Economic meltdown and the future of New York wine
The current economic crisis has many of us cutting back on our expenses. State and local governments are also running short of cash and looking for ways to trim their budgets. So-called non-essential spending is going to be hit the hardest, and wine drinkers need to be prepared for the effect this will have on our favorite beverage.
The Times Union reported Wednesday that New York has removed support for New York Wine and Grape Foundation from its proposed budget. The New York Wine and Grape Foundation is a non-profit, public-private foundation started to “centralize and coordinate the promotion and research programs” associated with grape growing and wine production. Since its inception, the foundation has guided the New York wine industry as it adopted modern production techniques and European grape varietals. The Foundation also helped the individual wineries market their wine and the results are impressive. Today the New York grape/wine industry generates about $3.4 billion dollars per year.
Tough economic times call for tough decisions, but we must also keep an eye toward the future. The federal government is injecting billions of dollars into the economy to prevent a crash, but throwing tax dollars at the problem will only get us so far. Eventually the economy must generate enough new jobs, services, and revenue to pay its own way. Organizations such as the New York Wine and Grape Foundation help create new jobs, new wealth, and tax revenue. Removing all state support from this foundation will only serve to delay the time required to repair the overall economy of New York State.

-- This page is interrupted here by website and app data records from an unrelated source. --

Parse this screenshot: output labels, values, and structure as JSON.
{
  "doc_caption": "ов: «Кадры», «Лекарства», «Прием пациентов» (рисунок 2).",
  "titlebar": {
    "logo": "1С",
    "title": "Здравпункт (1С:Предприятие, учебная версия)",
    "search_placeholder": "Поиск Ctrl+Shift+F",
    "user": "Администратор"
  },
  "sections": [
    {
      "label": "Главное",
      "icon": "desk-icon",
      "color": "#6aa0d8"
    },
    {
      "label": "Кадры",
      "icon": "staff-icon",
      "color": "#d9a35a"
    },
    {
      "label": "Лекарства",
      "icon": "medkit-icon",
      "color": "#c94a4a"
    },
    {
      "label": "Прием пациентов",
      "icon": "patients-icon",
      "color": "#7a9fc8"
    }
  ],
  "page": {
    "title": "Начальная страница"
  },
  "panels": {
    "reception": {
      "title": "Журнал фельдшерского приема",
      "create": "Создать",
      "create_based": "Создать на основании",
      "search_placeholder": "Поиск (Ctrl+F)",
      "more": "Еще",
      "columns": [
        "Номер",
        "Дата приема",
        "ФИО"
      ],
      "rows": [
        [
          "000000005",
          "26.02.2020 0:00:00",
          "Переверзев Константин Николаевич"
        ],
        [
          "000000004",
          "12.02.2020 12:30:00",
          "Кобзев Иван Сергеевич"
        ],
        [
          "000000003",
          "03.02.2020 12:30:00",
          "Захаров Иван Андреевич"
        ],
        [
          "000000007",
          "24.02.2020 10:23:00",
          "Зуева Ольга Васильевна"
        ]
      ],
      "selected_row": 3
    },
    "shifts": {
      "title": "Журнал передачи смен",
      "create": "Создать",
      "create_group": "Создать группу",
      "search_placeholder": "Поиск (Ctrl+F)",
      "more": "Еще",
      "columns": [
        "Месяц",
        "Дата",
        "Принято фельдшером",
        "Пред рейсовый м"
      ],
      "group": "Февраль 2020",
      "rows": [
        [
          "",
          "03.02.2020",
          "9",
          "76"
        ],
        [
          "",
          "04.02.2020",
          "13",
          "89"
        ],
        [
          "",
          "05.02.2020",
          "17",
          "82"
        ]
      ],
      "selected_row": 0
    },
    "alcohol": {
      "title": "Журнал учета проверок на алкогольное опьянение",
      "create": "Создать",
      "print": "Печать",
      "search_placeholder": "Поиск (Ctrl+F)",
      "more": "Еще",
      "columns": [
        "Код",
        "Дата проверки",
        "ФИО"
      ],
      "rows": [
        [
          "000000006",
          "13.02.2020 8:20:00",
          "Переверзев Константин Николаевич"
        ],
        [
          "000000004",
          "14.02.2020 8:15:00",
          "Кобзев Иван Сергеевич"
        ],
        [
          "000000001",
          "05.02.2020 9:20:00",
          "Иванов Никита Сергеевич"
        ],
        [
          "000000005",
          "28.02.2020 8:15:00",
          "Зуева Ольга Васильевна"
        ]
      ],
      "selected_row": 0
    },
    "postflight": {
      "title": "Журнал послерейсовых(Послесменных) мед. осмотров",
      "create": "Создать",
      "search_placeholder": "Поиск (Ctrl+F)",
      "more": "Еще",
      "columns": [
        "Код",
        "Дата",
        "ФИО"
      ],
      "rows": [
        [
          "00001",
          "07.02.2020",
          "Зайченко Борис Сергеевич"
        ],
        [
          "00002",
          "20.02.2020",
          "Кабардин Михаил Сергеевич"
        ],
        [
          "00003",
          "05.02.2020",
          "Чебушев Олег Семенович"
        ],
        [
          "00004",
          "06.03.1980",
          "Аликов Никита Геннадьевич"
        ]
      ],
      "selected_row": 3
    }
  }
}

Most states that produce wine have an organization similar to the one in New York, and I imagine many of them will face serious budget cuts. Eliminating the funding for these organizations seems like a no-brainer on the surface. Though wine is a luxury, that misses the point. What we need are state budgets that will help eliminate the current crisis and promote future growth. Forcing organizations like the New York Wine and Grape Foundation to tighten up their belts and get by with less is absolutely essential, but completely eliminating funding is a bad idea.